If the “Death to America” tweeters believe that war is another way to stop them, here is what they have to do.
They have to agree that if the United States went to war to Iran, they, or their children, or their grandchildren, have to be among the forces we send. They would go there, to the Persian desert, where the average high this time of year is 114 degrees.
They would go there pretty much alone. Israel, with its saber-rattling prime minister, is kind of busy fending off threats closer to home. The Europeans, including the British, aren’t interested in a war with Iran. Neither are allies in Japan and South Korea that have abided by the sanctions imposed on Iran at a cost — the oil that would lower prices in their countries — with the idea that they would lead to an agreement such as this one.
And Russia and China, which helped us get this agreement, would probably aid Tehran, creating an axis that might be stronger than the one we fought in World War II. So, while we’re slogging through the desert, Russia is taking the opportunity to step up its mischief against Ukraine and other Eastern European nations that were once part of the Soviet Union or its bloc.

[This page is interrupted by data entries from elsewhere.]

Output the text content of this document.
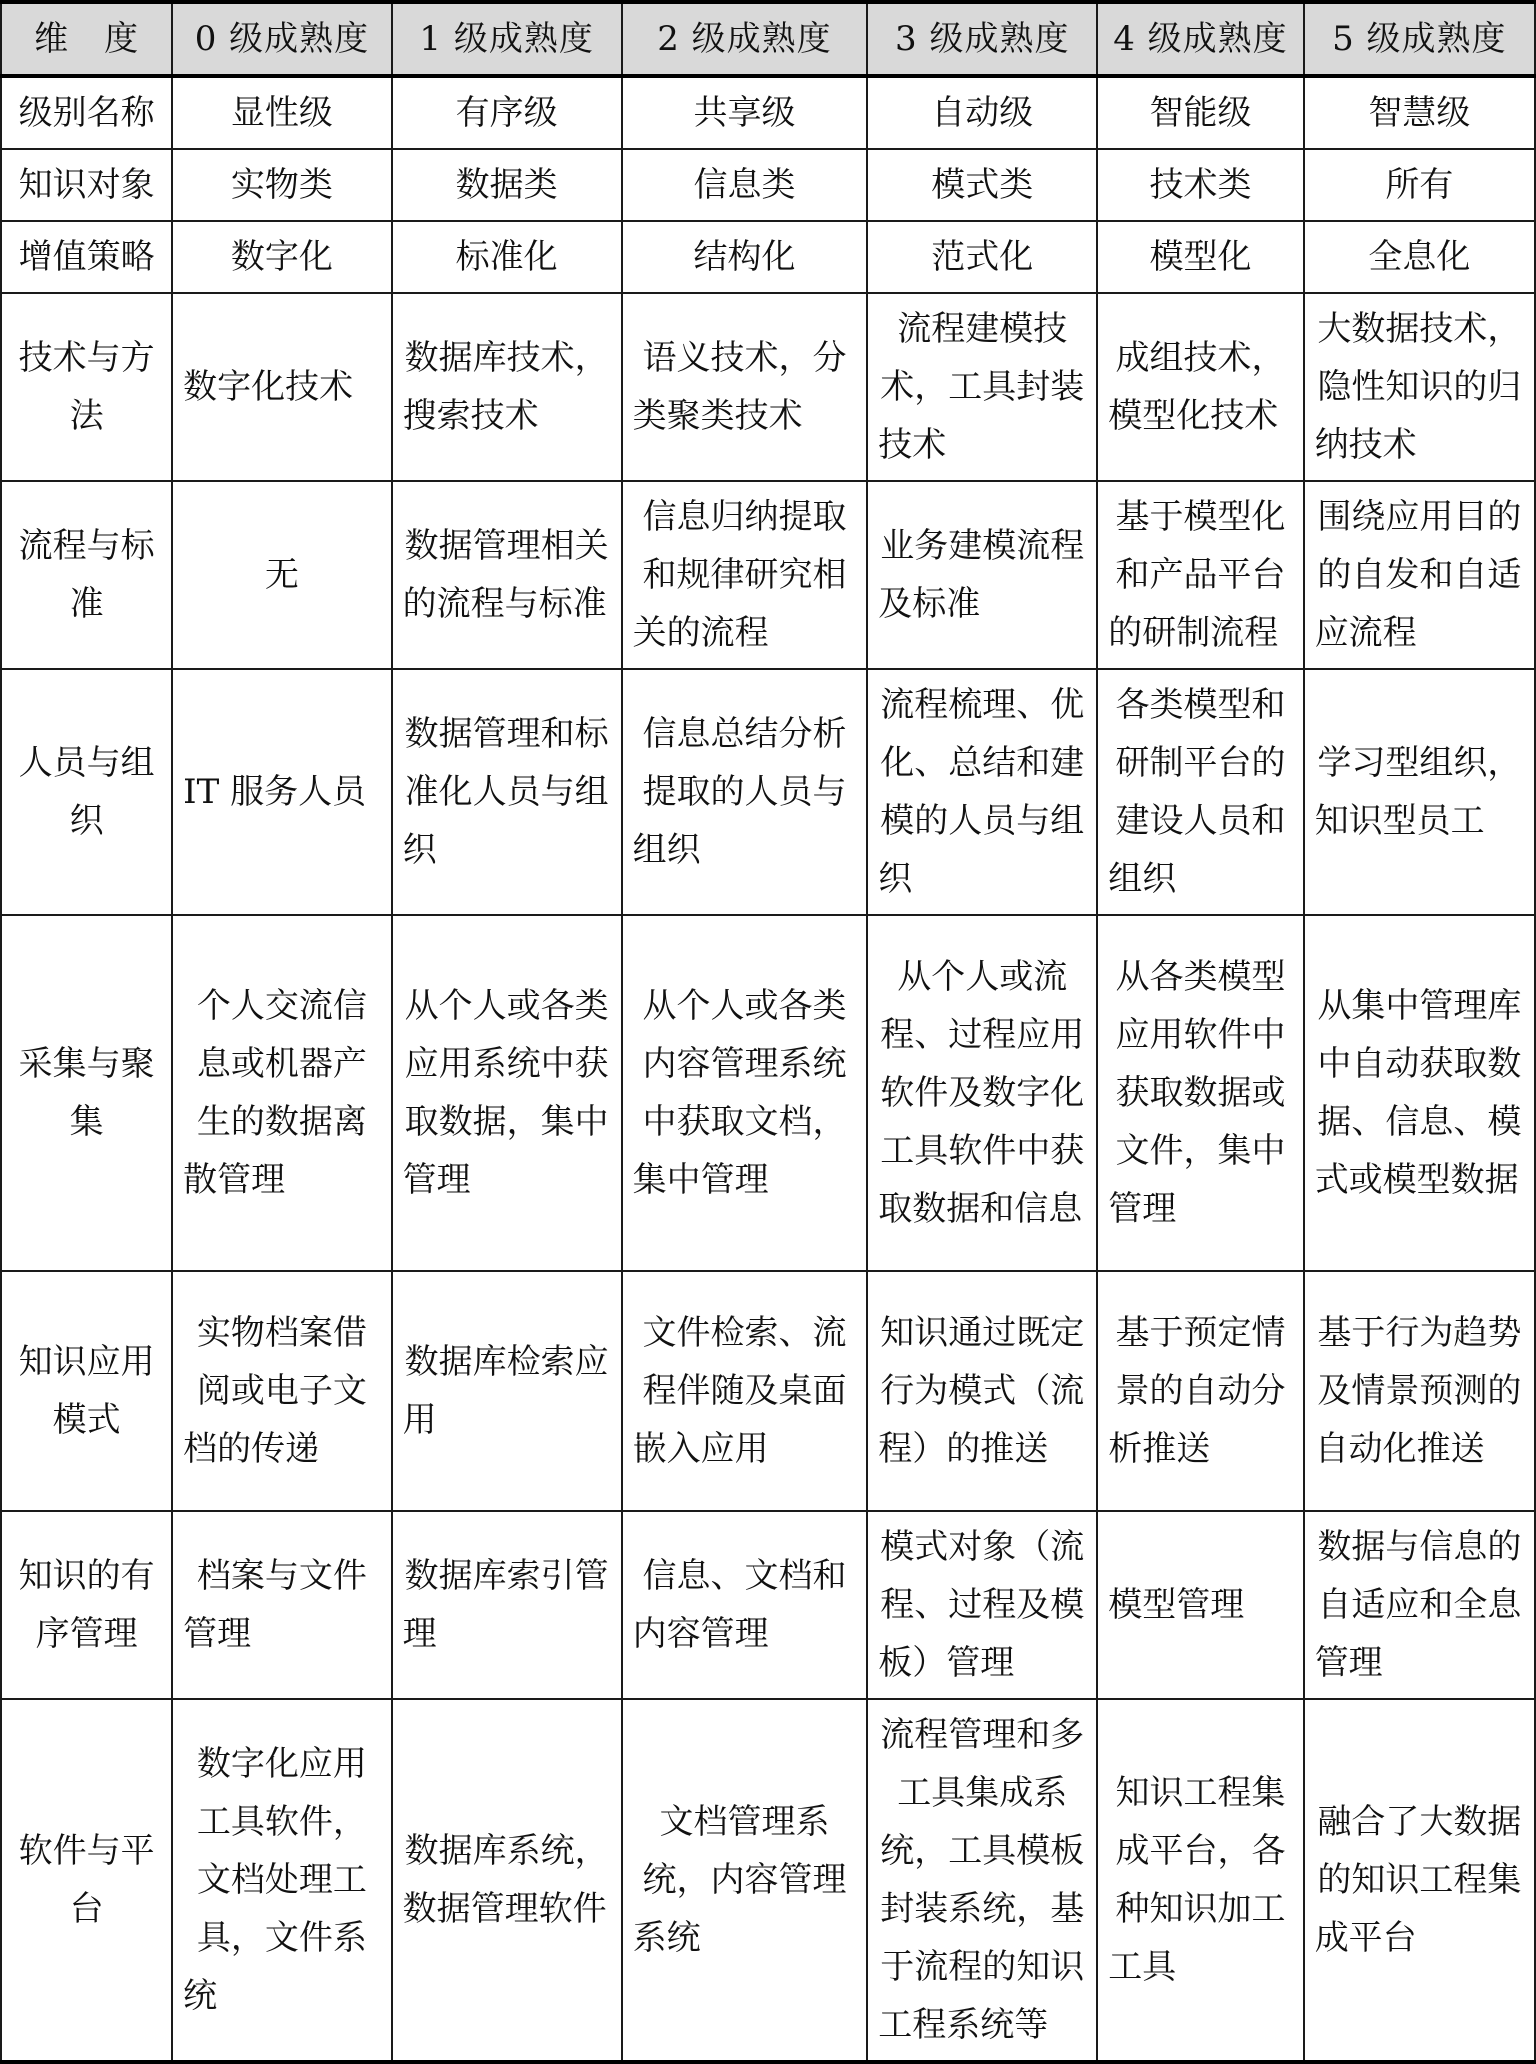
维　度	0 级成熟度	1 级成熟度	2 级成熟度	3 级成熟度	4 级成熟度	5 级成熟度
级别名称	显性级	有序级	共享级	自动级	智能级	智慧级
知识对象	实物类	数据类	信息类	模式类	技术类	所有
增值策略	数字化	标准化	结构化	范式化	模型化	全息化
技术与方法	数字化技术	数据库技术，搜索技术	语义技术，分类聚类技术	流程建模技术，工具封装技术	成组技术，模型化技术	大数据技术，隐性知识的归纳技术
流程与标准	无	数据管理相关的流程与标准	信息归纳提取和规律研究相关的流程	业务建模流程及标准	基于模型化和产品平台的研制流程	围绕应用目的的自发和自适应流程
人员与组织	IT 服务人员	数据管理和标准化人员与组织	信息总结分析提取的人员与组织	流程梳理、优化、总结和建模的人员与组织	各类模型和研制平台的建设人员和组织	学习型组织，知识型员工
采集与聚集	个人交流信息或机器产生的数据离散管理	从个人或各类应用系统中获取数据，集中管理	从个人或各类内容管理系统中获取文档，集中管理	从个人或流程、过程应用软件及数字化工具软件中获取数据和信息	从各类模型应用软件中获取数据或文件，集中管理	从集中管理库中自动获取数据、信息、模式或模型数据
知识应用模式	实物档案借阅或电子文档的传递	数据库检索应用	文件检索、流程伴随及桌面嵌入应用	知识通过既定行为模式（流程）的推送	基于预定情景的自动分析推送	基于行为趋势及情景预测的自动化推送
知识的有序管理	档案与文件管理	数据库索引管理	信息、文档和内容管理	模式对象（流程、过程及模板）管理	模型管理	数据与信息的自适应和全息管理
软件与平台	数字化应用工具软件，文档处理工具，文件系统	数据库系统，数据管理软件	文档管理系统，内容管理系统	流程管理和多工具集成系统，工具模板封装系统，基于流程的知识工程系统等	知识工程集成平台，各种知识加工工具	融合了大数据的知识工程集成平台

China is ratcheting pressure on Japan over territory in the western Pacific.
Through all this, Iran has the liberty to develop nuclear weapons, since there’s no agreement like the one we have.
That’s the world you have to accept if you support the idea of bombing Tehran back to the stone age or using our boots on the ground to put Iran in what you perceive to be its place. So you’d damn well better be prepared to put your own life or your kids’ lives on the line. Because you can’t have mine.
The “Death to America” chanters in Iran only get their wish if we shun diplomacy and try to fight them in a war. An agreement that works, which this has a good chance of doing, is death to “Death to America.”